Once in the survey, select your agency name:

dropdown arrow with agency names to select

*If you select the incorrect agency name, delete/backspace the name and reselect.

*If you were issued an approved registration and do not see your agency name in the drop down please contact SHCSA@health.mo.gov or 573- 526-5335

Next, verify your registration number and agency address:

filled in fields with registration number and agency address

The quarter the department is collecting data on will automatically be selected:

radio buttons to select quarter
  • The quarterly report containing data from January 1 through March 31 opens April 1 and shall be submitted no later than April 30;
  • The quarterly report containing data from April 1 through June 30 opens July 1 and shall be submitted no later than July 31;
  • The quarterly report containing data from July 1 through September 30 opens October 1 and shall be submitted no later than October 31;
  • The quarterly report containing data from October 1 through December 31 opens January 1 and shall be submitted no later than January 31.

Next, select if your agency contracts with any health care facility (Hospital or Long-term Care Facility) that participates in Medicare or Medicaid, and if your agency had personnel working in Missouri during the reporting quarter:

*You may verify if a hospital is Medicare/Medicaid certified here if a CMS Provider # is listed.
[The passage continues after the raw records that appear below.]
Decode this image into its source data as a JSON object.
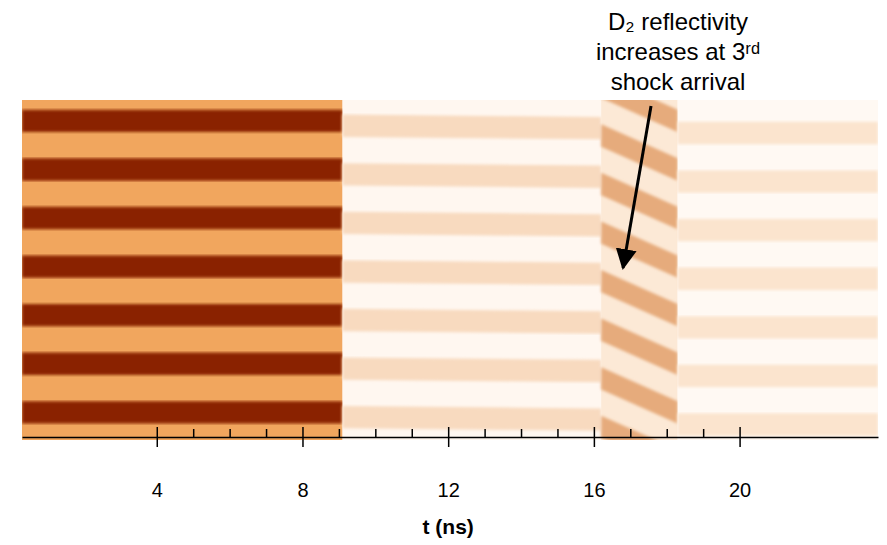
{
  "chart_data": {
    "type": "streak",
    "x": [
      0.3,
      9.1,
      16.2,
      18.3
    ],
    "values": [
      1,
      0.18,
      0.45,
      0.12
    ],
    "fringe_shift": [
      [
        0,
        0
      ],
      [
        0.1,
        0.15
      ],
      [
        0.3,
        1.0
      ],
      [
        0.25,
        0.25
      ]
    ],
    "fringe_count": 7,
    "xlim": [
      0.3,
      23.8
    ],
    "xticks": [
      4,
      8,
      12,
      16,
      20
    ],
    "xminor": [
      5,
      6,
      7,
      9,
      10,
      11,
      13,
      14,
      15,
      17,
      18,
      19
    ],
    "xlabel": "t (ns)",
    "tick_labels": "x",
    "annotation": {
      "lines": [
        "D₂ reflectivity",
        "increases at 3ʳᵈ",
        "shock arrival"
      ],
      "x": 16.8
    }
  }
}
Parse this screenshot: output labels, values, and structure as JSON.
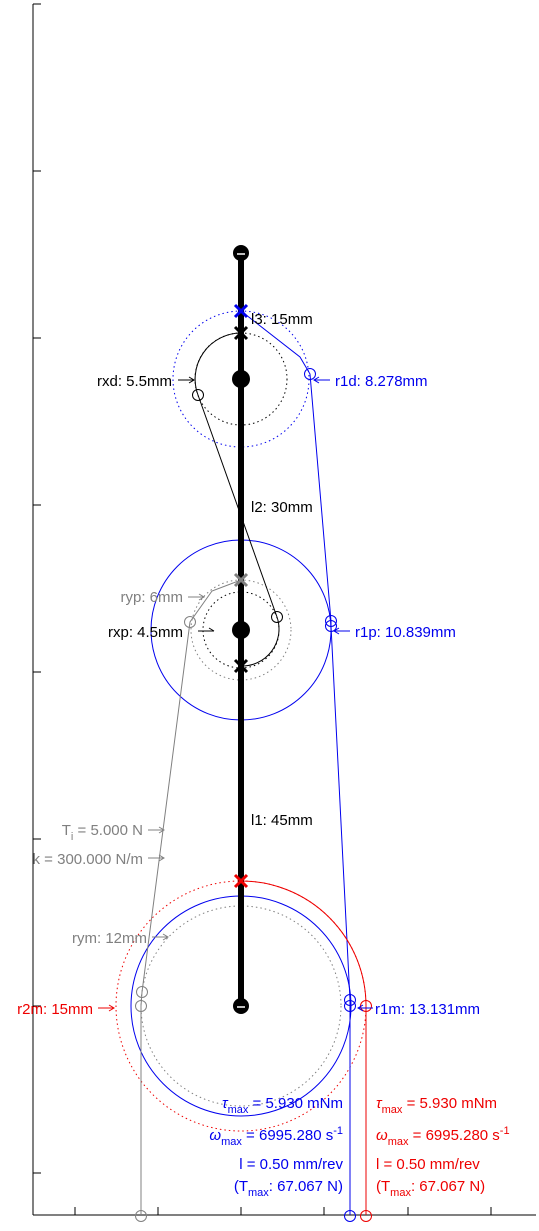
{
  "colors": {
    "black": "#000000",
    "blue": "#0000ee",
    "red": "#ee0000",
    "gray": "#808080"
  },
  "links": {
    "l1": "l1: 45mm",
    "l2": "l2: 30mm",
    "l3": "l3: 15mm"
  },
  "distal": {
    "rxd": "rxd: 5.5mm",
    "r1d": "r1d: 8.278mm"
  },
  "proximal": {
    "ryp": "ryp: 6mm",
    "rxp": "rxp: 4.5mm",
    "r1p": "r1p: 10.839mm"
  },
  "spring": {
    "ti_prefix": "T",
    "ti_sub": "i",
    "ti_value": " = 5.000 N",
    "k": "k = 300.000 N/m"
  },
  "motor": {
    "rym": "rym: 12mm",
    "r2m": "r2m: 15mm",
    "r1m": "r1m: 13.131mm"
  },
  "motor_blue": {
    "tau_sym": "τ",
    "tau_sub": "max",
    "tau_val": " = 5.930 mNm",
    "omega_sym": "ω",
    "omega_sub": "max",
    "omega_val": " = 6995.280 s",
    "omega_exp": "-1",
    "lead": "l = 0.50 mm/rev",
    "tmax_open": "(T",
    "tmax_sub": "max",
    "tmax_val": ": 67.067 N)"
  },
  "motor_red": {
    "tau_sym": "τ",
    "tau_sub": "max",
    "tau_val": " = 5.930 mNm",
    "omega_sym": "ω",
    "omega_sub": "max",
    "omega_val": " = 6995.280 s",
    "omega_exp": "-1",
    "lead": "l = 0.50 mm/rev",
    "tmax_open": "(T",
    "tmax_sub": "max",
    "tmax_val": ": 67.067 N)"
  }
}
*You may verify if a LTC facility is Medicare/Medicaid certified here if Medicare/Medicaid is listed next to Region.

yes or no buttons to select if your agency contracts with any health care facility (Hospital or Long-term Care Facility) that participates in Medicare or Medicaid

Fill in the submitter information. Be sure to include a direct phone number and extension if applicable to get in immediate contact with the submitter. *The email listed will be sent survey reminders in the future:

fields to fill in submitter information

*If you selected no on either question: Does your agency contract with any health care facility that participates in Medicare or Medicaid? OR Did your agency have personnel or independent contractors working in Missouri between January 1, 2024 and March 31, 2024? Click submit and you are finished.

*If you selected yes on both of the first two questions above, please click on the Open Quarterly Survey Template.
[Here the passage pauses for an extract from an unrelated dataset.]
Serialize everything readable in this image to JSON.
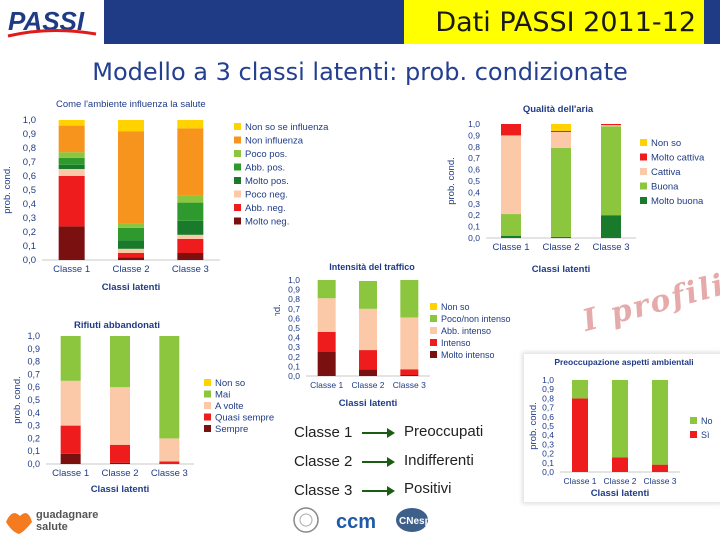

*The Quarterly Survey Template Excel file is updated each quarter, please do not reuse a worksheet uploaded from a prior quarter OR create your own worksheet. It will not be accepted!!

A message may pop up asking to leave the site? Click Leave and the Excel document will download in your browser (this may look different depending on what browsing source you use):

mouse cursor hovering over quarterly survey template
google pop-up to leave the site
showing where the quarterly survey template downloads

Click on and open the Quarterly Survey Template:

how to open quarterly survey template

Once the Excel template opens on your desktop, click Enable Editing at the top of the Excel:

mouse cursor clicking enable editing at the top of the excel file

Enter applicable data in each row for each job classification/title and each health care facility personnel works at.

Hospital and Long-term Care Facility names are included under the applicable column, please select and verify the facility address.

list of hospital and long-term facility names

Select from the drop down the Job Classification/Title:

list of job classifications

*Do not fill in facility information, please make selections from the options available. The address should automatically populate after a facility name has been selected. If you do not see a hospital or LTC listed that your agency contracts with, please notify the SHCSA team.

Here is a brief example of the entire template filled out:

an example of the filled out template

Once complete, save the Excel file to your computer and upload the file to the Drop file here or select file box. After the file shows it has been uploaded, click submit and you are finished:

how to submit the quarterly survey

*REMINDER: The list of Hospital and Long-term Care Facility names are updated each quarter; a new excel sheet should be downloaded each quarter to reflect changes.

* If a survey was submitted and was incorrect please call 573-526-5335 before resubmitting another survey.